Another Saracens outside back is also expected to go well this year; winger Sean Maitland. He had a forgettable season with London Irish this year, but playing in a dominant team, as Saracens undoubtedly will be, he could be mustard. One downside is that if he does indeed perform well, he will likely be back in the Scotland team and thus miss some games, but frankly with Sarries squad depth, that might happen anyway, as they have at least three capable performers on wing – Maitland, Chris Ashton and US Eagle international Chris Wyles.
Other outside backs to keep an eye on I think are Telusa Veainu at Tigers, Semesa Rokoduguni at Bath and Bryce Heem with Worcester.
Jack Nowell at Exeter also scored at a good clip last year (19.8 per 80 minutes) but I expect he will miss significant time with England this year, and to be honest, I have my concerns about a lot of the Chiefs squad from an Fantasy Rugby Draft perspective. Many of them had good end of season points totals last year, but as with Dollman and Steenson it was more about consistency than a high point output per game. That doesn’t always translate from year to year. Also, and I hope I’m wrong here, I wonder whether the Chiefs might be set to slip back to the pack this year. They have a young squad and are well coached so there isn’t really a good reason for it, it’s just a feeling.

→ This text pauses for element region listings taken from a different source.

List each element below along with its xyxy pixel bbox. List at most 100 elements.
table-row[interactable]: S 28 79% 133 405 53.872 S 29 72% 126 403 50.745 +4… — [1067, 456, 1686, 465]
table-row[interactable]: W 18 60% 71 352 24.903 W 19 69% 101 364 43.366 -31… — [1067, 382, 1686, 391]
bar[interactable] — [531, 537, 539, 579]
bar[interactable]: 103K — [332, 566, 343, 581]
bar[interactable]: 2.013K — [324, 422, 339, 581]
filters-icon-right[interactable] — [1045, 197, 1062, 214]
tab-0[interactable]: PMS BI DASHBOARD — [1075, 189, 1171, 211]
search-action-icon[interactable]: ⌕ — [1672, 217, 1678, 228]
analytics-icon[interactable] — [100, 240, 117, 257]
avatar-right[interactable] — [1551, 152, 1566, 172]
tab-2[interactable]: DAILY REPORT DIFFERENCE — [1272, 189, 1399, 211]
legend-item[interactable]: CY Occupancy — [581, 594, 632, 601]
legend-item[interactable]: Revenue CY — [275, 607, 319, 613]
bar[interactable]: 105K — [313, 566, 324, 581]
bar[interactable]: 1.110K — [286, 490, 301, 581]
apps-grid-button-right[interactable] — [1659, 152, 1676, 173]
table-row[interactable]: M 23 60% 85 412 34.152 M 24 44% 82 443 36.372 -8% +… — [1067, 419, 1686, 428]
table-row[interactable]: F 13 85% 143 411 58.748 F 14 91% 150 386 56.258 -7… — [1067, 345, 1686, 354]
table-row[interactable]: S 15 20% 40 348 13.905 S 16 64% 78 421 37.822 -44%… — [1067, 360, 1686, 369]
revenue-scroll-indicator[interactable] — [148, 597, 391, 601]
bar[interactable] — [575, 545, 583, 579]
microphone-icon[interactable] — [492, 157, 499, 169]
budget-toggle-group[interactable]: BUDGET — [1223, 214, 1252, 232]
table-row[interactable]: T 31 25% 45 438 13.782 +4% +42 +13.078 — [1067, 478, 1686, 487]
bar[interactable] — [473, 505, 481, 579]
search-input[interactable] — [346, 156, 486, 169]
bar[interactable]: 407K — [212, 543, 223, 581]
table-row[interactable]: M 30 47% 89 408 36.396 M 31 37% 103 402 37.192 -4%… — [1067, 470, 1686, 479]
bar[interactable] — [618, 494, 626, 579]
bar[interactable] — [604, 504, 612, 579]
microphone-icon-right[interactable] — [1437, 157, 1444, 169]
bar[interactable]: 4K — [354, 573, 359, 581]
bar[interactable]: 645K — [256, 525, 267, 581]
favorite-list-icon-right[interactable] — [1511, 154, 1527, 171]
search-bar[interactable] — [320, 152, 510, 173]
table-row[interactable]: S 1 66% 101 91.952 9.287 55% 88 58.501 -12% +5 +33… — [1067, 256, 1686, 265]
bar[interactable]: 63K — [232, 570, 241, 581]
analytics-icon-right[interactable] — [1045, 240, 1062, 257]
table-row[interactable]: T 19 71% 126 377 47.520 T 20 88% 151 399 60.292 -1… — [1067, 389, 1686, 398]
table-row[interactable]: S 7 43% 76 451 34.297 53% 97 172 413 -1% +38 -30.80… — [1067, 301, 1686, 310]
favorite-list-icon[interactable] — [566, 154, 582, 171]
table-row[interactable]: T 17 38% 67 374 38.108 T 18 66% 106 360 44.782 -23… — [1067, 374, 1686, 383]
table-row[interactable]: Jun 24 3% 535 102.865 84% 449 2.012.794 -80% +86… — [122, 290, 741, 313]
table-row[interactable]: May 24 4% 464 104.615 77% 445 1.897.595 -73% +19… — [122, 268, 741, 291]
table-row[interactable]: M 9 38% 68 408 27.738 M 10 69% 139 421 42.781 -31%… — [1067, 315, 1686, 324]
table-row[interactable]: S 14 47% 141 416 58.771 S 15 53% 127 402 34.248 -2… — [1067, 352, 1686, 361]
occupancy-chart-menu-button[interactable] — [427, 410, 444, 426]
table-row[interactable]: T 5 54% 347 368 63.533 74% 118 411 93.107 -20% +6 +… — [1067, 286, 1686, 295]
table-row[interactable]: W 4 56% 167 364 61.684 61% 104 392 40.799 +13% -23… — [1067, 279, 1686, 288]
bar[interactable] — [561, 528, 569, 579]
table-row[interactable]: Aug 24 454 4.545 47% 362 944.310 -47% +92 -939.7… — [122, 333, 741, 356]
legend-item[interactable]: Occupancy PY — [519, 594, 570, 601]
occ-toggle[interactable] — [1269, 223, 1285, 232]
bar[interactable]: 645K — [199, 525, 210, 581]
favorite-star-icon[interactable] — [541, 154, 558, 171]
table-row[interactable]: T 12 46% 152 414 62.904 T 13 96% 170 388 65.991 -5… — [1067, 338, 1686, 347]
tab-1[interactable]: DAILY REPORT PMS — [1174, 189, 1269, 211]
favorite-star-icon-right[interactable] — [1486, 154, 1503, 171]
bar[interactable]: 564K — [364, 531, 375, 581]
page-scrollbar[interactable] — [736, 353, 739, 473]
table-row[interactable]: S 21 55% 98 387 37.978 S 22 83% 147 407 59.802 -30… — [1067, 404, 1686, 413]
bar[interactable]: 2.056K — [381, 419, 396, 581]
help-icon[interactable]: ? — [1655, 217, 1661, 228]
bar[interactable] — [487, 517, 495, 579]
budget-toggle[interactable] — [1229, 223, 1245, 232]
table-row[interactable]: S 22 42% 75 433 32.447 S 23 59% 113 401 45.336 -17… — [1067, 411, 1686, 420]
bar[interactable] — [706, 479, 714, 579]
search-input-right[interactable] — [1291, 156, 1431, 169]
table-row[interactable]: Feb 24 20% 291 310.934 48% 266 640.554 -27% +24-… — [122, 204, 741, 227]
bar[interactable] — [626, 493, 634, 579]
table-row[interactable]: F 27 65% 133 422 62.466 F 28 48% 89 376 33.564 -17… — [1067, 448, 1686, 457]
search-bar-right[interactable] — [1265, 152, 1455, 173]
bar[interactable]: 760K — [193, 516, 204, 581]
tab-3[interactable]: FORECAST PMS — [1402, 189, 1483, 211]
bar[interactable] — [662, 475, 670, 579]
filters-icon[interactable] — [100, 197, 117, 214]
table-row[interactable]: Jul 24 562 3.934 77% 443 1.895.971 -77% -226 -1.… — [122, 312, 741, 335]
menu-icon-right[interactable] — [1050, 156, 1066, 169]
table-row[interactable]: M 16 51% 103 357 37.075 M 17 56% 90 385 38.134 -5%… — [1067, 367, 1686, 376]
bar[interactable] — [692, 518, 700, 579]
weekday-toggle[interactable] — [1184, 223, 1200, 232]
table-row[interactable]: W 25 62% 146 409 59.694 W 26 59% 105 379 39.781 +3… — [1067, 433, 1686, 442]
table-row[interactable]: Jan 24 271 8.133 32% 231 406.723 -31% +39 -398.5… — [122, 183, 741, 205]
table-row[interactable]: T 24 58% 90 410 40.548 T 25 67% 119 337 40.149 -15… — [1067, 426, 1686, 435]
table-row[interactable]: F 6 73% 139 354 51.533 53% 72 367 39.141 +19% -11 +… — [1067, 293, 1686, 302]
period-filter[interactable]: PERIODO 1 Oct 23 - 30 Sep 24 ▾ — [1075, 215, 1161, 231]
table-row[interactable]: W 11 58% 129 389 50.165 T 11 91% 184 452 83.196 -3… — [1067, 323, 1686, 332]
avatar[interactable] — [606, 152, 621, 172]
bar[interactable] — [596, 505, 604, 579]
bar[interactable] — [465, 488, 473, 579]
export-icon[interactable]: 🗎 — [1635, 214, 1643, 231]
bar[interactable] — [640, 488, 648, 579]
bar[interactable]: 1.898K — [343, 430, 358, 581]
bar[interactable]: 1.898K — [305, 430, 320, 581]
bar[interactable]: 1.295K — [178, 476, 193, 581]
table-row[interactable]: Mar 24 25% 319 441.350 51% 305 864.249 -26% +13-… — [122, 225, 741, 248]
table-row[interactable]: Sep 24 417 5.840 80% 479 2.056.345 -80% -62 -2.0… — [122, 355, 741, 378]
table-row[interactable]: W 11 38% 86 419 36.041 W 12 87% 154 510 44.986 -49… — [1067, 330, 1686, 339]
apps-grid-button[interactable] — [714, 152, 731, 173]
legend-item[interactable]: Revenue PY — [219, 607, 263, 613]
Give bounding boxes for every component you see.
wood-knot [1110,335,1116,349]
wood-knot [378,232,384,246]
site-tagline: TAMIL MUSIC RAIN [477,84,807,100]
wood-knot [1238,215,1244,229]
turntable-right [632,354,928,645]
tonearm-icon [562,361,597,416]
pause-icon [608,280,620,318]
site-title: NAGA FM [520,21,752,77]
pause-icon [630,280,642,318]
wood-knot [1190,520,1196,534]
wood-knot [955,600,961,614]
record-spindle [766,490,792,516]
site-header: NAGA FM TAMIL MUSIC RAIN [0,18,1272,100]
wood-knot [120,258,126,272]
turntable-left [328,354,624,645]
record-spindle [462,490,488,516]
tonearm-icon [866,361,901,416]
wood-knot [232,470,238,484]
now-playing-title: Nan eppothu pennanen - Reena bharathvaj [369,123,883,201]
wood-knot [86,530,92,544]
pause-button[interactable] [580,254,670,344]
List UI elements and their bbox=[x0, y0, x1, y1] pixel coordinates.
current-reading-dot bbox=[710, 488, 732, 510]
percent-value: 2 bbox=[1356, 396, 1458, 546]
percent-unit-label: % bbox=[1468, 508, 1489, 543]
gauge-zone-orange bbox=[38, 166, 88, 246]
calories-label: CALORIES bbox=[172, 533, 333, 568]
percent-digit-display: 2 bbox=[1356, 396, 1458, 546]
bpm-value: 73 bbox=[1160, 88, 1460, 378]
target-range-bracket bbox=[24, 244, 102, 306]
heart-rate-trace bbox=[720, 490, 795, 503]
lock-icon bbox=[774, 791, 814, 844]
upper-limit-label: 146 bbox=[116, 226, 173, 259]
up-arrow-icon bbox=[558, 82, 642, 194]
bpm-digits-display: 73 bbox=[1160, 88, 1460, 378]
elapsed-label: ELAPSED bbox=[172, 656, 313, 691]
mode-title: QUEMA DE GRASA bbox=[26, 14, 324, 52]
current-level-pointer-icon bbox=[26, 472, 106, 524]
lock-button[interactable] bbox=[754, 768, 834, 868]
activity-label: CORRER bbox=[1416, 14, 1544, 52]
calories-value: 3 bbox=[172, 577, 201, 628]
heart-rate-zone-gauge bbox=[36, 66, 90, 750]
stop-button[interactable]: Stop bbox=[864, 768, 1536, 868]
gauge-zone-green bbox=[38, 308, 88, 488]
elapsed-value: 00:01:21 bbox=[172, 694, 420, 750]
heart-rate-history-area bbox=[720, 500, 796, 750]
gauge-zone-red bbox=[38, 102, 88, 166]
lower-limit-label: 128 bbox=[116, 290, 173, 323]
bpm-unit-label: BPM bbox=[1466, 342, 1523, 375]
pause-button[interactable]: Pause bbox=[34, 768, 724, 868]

I mean, when Shannon Elizabeth was parading around Jim’s bedroom and masturbating on his bed in “American Pie” everything looked good for her to have a successful run, but it turns out it was the highpoint of her career. I don’t think many blokes would be unhappy seeing more of that, but sometimes with all the will in the world, you just can’t keep a good thing going. Looking at it another way, it’s a bit like the age-old question: do only a-holes drive white vans, or is there something about white vans that makes their drivers a-holes? Are Exeter’s players good point scorers because of the team’s consistency, or is the team good because of the player’s consistency? As I say, I wouldn’t be loading up heavily on Chiefs.
What I would suggest loading up on is your favourite beer, chicken wings, pizza and given it’s the English premiership we are talking about here, maybe some pigs in blankets, to make your draft day memorable.